Кликнули сокалчего. Митрофан ему сказал:
— Славно сослужил ты мне, Лемир, единожды. Сослужи-ко еще раз.
— Чего ж не сослужить, — сказал сокалчий. — Осетринки али стерляди подать к столу?
— Осетринкой да стерлядью попотчуешь нас в другой раз. А вот сходить на торг да сыскать Якимушку только тебе и вмочь.
— Чего ж не сыскать, — сказал Лемир, поскучнев, но только для виду — небось сразу он смекнул, что разводить с ним по-пустому разговоры владыка не станет: для разговоров у него и Святослав, и Словиша под боком…
— Сыщи Якимушку и грамотку нашу ему передай. А еще, — сказал владыка, — передай ему вот этот перстень.
— Якимушке-то перстень за что? — невольно вырвалось у Лемира.
Митрофан по-своему расценил его вопрос. Не думая, он тут же снял с пальца и протянул ему другой перстень с голубеньким камушком.
— А ентот кому? — удивился Лемир. — Нешто сызнова гусляру?
— Перстень сей твой, — проворчал владыка. — Но дарю я его тебе не за яства, а за услугу.

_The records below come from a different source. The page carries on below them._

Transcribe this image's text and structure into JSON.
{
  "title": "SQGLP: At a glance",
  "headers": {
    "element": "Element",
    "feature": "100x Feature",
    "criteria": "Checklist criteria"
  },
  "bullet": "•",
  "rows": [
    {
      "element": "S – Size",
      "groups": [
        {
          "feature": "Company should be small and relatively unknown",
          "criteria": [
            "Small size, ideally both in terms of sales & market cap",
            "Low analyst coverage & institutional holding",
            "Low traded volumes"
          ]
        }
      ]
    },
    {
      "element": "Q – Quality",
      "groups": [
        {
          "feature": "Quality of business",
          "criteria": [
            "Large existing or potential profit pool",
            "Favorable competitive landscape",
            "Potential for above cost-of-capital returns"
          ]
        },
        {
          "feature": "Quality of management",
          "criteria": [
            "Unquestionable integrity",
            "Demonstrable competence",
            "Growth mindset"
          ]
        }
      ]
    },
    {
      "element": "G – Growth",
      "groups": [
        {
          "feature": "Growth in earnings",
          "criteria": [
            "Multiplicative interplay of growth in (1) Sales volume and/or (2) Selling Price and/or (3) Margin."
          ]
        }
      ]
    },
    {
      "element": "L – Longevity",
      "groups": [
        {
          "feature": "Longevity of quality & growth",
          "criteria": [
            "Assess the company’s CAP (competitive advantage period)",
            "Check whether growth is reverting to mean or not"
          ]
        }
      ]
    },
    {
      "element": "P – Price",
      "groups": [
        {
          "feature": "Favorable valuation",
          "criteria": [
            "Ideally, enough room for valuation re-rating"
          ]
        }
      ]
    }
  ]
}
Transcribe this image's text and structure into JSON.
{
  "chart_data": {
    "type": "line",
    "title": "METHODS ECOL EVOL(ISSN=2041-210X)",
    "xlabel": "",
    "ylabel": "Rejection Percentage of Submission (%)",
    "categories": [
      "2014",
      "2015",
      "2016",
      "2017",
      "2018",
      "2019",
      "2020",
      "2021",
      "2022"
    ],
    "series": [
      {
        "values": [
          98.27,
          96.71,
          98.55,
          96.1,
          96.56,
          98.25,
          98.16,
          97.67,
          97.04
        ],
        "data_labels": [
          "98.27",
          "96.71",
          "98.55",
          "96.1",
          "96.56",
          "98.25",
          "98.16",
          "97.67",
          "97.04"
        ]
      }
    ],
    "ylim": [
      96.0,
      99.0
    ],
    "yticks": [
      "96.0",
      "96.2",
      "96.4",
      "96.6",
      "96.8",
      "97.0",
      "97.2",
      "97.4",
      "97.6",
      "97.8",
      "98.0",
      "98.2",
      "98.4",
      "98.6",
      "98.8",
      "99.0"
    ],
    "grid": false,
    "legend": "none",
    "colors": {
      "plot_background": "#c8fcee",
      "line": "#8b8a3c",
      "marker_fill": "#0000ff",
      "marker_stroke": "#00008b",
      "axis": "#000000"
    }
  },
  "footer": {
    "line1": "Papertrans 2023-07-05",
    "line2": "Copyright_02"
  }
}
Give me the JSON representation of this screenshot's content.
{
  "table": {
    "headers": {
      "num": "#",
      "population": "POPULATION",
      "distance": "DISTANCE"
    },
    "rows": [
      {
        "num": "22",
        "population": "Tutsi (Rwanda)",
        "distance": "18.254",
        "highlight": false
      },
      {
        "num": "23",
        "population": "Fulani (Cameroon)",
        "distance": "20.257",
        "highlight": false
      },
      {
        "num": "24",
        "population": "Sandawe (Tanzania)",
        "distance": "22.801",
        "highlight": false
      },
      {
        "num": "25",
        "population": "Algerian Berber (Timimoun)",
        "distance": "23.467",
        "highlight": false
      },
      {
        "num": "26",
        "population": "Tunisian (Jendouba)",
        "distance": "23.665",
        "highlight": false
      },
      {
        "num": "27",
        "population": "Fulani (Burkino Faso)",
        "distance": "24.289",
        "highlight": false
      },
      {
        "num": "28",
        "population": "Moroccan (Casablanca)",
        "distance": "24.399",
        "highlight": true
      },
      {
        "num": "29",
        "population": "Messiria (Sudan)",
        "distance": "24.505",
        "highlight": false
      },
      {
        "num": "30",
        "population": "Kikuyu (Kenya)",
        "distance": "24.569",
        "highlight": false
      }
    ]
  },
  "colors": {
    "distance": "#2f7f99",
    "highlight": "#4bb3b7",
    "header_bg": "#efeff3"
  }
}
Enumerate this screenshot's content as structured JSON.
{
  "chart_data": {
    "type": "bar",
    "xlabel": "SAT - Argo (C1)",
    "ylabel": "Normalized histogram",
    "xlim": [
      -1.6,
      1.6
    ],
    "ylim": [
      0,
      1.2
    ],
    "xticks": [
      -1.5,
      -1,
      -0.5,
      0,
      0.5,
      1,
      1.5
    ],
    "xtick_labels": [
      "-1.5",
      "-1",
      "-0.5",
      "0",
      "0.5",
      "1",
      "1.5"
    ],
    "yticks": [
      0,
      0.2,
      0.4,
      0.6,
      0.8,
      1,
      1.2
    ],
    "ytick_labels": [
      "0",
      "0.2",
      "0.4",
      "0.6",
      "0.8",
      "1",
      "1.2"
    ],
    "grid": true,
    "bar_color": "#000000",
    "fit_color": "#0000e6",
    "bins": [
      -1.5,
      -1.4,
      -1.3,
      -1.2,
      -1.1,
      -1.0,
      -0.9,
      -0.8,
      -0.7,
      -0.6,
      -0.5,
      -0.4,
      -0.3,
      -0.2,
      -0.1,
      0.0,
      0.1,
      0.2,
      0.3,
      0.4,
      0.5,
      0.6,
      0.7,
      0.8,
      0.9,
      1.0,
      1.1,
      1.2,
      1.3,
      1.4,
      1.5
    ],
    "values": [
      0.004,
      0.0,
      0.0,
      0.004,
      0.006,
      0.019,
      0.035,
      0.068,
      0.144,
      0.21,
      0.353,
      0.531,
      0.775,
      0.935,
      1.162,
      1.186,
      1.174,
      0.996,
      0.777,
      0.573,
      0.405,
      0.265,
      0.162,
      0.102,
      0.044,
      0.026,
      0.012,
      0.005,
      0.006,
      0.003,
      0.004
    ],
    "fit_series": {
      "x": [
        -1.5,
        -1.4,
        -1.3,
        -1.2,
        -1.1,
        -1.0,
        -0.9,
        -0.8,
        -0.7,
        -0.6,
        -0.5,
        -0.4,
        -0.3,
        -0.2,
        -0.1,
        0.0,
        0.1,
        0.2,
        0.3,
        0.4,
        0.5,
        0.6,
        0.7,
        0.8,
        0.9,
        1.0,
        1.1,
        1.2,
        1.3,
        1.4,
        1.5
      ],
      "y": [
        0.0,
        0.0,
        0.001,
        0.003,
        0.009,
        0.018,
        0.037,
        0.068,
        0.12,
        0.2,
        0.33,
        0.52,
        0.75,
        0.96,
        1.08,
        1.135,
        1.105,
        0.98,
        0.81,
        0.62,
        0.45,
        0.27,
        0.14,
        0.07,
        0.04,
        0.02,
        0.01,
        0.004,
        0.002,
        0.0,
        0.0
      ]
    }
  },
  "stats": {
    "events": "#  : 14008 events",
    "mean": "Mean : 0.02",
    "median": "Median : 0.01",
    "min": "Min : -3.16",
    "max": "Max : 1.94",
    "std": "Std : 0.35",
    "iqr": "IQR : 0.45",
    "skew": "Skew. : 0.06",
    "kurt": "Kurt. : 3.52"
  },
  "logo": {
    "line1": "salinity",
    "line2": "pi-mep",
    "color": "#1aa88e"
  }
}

Ясно ли?
— Кажись, ясно! — обрадованно схватил и примерил перстень сокалчий.
— А на словах Якимушке вот что передай: донеси, мол, гусляр, сию грамотку до Всеволода али до сынов его — кто впереди окажется, и никому боле ее не показывай. А как вернешься, владыка тебя и в другой раз отметит. Все ли уразумел?
— Все, — сказал сокалчий, прикинув, что коли так уж расщедрился Митрофан, то и его опять же не обойдет, что и ему хоть что-нибудь достанется.
— Ну так ступай.
И Лемир кинулся со всех ног выполнять поручение.
— Теперь об одном молись, — сказал владыка Словише, — только бы не попало писанное в чужие руки.
О том же думал, отправляясь на торг, и проворный сокалчий.
В воротах его не задержали, как и всегда. На торгу тоже никто не обратил на него внимания. Якимушку сыскал он скоро. И не на площади, и не в боярском терему, а в питейной избе.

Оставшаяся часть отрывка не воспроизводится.